In the stylish cocktail lounge, Pictura, a saxophonist plays gentle jazz, while a group of American businessmen discuss foreign markets and a young couple sip the house champagne Ruinart.
Outside, the Ritz Garden offers al-fresco dining with an amuse bouche tapas menu, and designer cocktails attract a younger crowd with money to burn.
The big draw is Quique DaCosta’ Deessa restaurant where a tasting menu, served with a course entirely dedicated to caviar, comes with an eye-watering starting price of €180.
While the Ritz is conveniently located for art lovers just steps away from the Prado, Thyssen and Reina Sofia, the newest of Madrid’s deluxe offerings is closer to Spain’s upmarket shopping district in Salamanca.
The overhauled 1970s beast, the Villa Magna hotel, reopened in October as a Rosewood, where an overnight stay starts at €600.

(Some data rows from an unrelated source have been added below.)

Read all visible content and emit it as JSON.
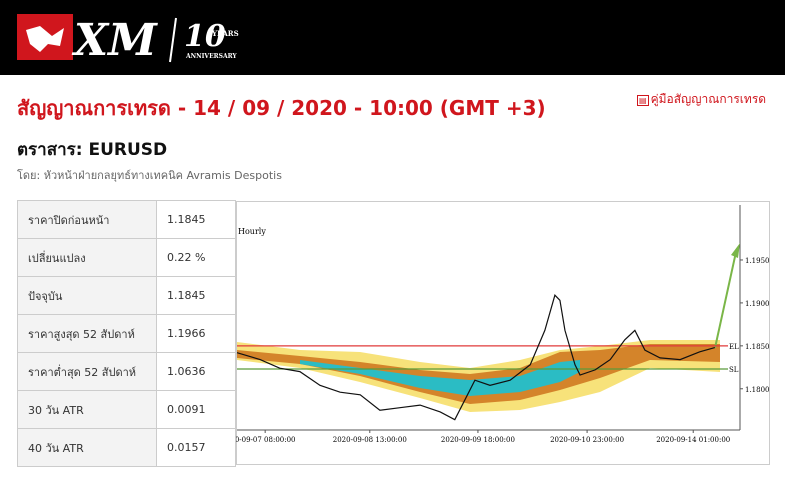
{
  "header": {
    "logo": {
      "brand": "XM",
      "number": "10",
      "years": "YEARS",
      "anniversary": "ANNIVERSARY"
    }
  },
  "title": "สัญญาณการเทรด - 14 / 09 / 2020 - 10:00 (GMT +3)",
  "guide_link": "คู่มือสัญญาณการเทรด",
  "instrument": "ตราสาร: EURUSD",
  "author": "โดย: หัวหน้าฝ่ายกลยุทธ์ทางเทคนิค Avramis Despotis",
  "table": {
    "rows": [
      [
        "ราคาปิดก่อนหน้า",
        "1.1845"
      ],
      [
        "เปลี่ยนแปลง",
        "0.22 %"
      ],
      [
        "ปัจจุบัน",
        "1.1845"
      ],
      [
        "ราคาสูงสุด 52 สัปดาห์",
        "1.1966"
      ],
      [
        "ราคาต่ำสุด 52 สัปดาห์",
        "1.0636"
      ],
      [
        "30 วัน ATR",
        "0.0091"
      ],
      [
        "40 วัน ATR",
        "0.0157"
      ]
    ]
  },
  "chart_data": {
    "type": "line",
    "subtitle": "Hourly",
    "x": [
      0,
      4.6,
      8.5,
      12.5,
      16.5,
      20.5,
      24.5,
      28.4,
      32.4,
      36.4,
      40.4,
      43.3,
      45.3,
      47.3,
      50.3,
      54.3,
      58.3,
      61.2,
      63.2,
      64.2,
      65.2,
      67.2,
      68.2,
      71.2,
      74.2,
      77.1,
      79.1,
      81.1,
      84.1,
      88.1,
      92.0,
      95.0
    ],
    "series": [
      {
        "color": "#111111",
        "values": [
          1.1842,
          1.1834,
          1.1824,
          1.182,
          1.1804,
          1.1796,
          1.1793,
          1.1775,
          1.1778,
          1.1781,
          1.1773,
          1.1764,
          1.1787,
          1.181,
          1.1804,
          1.181,
          1.1828,
          1.1868,
          1.1909,
          1.1903,
          1.1868,
          1.1828,
          1.1816,
          1.1822,
          1.1834,
          1.1857,
          1.1868,
          1.1845,
          1.1836,
          1.1834,
          1.1843,
          1.1848
        ]
      }
    ],
    "xlim": [
      0,
      100
    ],
    "xticks": [
      {
        "value": 5.6,
        "label": "0-09-07 08:00:00"
      },
      {
        "value": 26.4,
        "label": "2020-09-08 13:00:00"
      },
      {
        "value": 47.9,
        "label": "2020-09-09 18:00:00"
      },
      {
        "value": 69.6,
        "label": "2020-09-10 23:00:00"
      },
      {
        "value": 90.7,
        "label": "2020-09-14 01:00:00"
      }
    ],
    "ylim": [
      1.1752,
      1.2014
    ],
    "yticks": [
      {
        "value": 1.195,
        "label": "1.1950"
      },
      {
        "value": 1.19,
        "label": "1.1900"
      },
      {
        "value": 1.185,
        "label": "1.1850"
      },
      {
        "value": 1.18,
        "label": "1.1800"
      }
    ],
    "levels": [
      {
        "label": "EL",
        "value": 1.185,
        "color": "#e03a3a"
      },
      {
        "label": "SL",
        "value": 1.1823,
        "color": "#5a9a3a"
      }
    ]
  }
}
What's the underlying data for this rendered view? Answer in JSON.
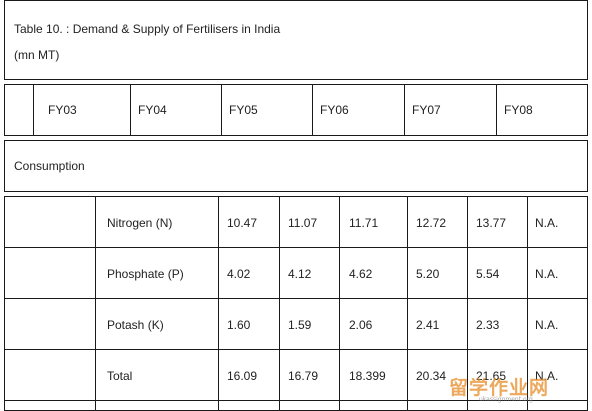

Here, rooms look out over the tree-lined Paseo de Castellana while the ground floor is divided into dining spaces which include the brasserie style Las Brasas, an elegantly casual café offering exquisite patisserie and the late night Tarde O, where you’ll find a mix of visitors and well-heeled locals, sipping negronis or smoking cigars in the central terraza.
Friends navigate between tables with large shopping bags from boutiques on nearby Calle Serrano hinting at expensive purchases within.
While the Four Seasons has Dani Garcia, and the Ritz has Quique Dacosta, the Rosewood has its own star chef with Jesus Sanchez, whose restaurant Cenador de Amos in the hills outside Santander boasts three Michelin stars.
His Madrid offering, simply dubbed Amos, brings the best of his Cantabrian cuisine to the capital.
These three new openings of high-end hotels within the last year have already created a buzz that promises to continue into 2022 with a new Marriott, a Hard Rock Hotel and an Evok.
It’s all part of a concerted plan to position Madrid as one of the premier luxury destinations in Europe to compete with London and Paris.
“Madrid has everything that lends itself to a luxury destination,” believes Fabian Gonzales, CEO of newly created think-tank Forward_MAD which has been created to drive the capital’s new tourism plan to attract the type of traveller who spends an average of between €20,000 and €30,000 on each trip.
“It has a privileged location, great air and land connections, and a reasonably good climate. From the tourist point of view, it boasts a historical and cultural heritage that is recognised throughout the world: museums, entertainment, gastronomy, shopping etc but what was needed was a rebrand,” he said.
“The perception of the city is already changing.”
Marta Centeno Sampere at the Four Seasons agrees. “As a native of Catalunya it pains me to say this but Madrid is most definitely the rising star while Barcelona has gone off the boil,” she said.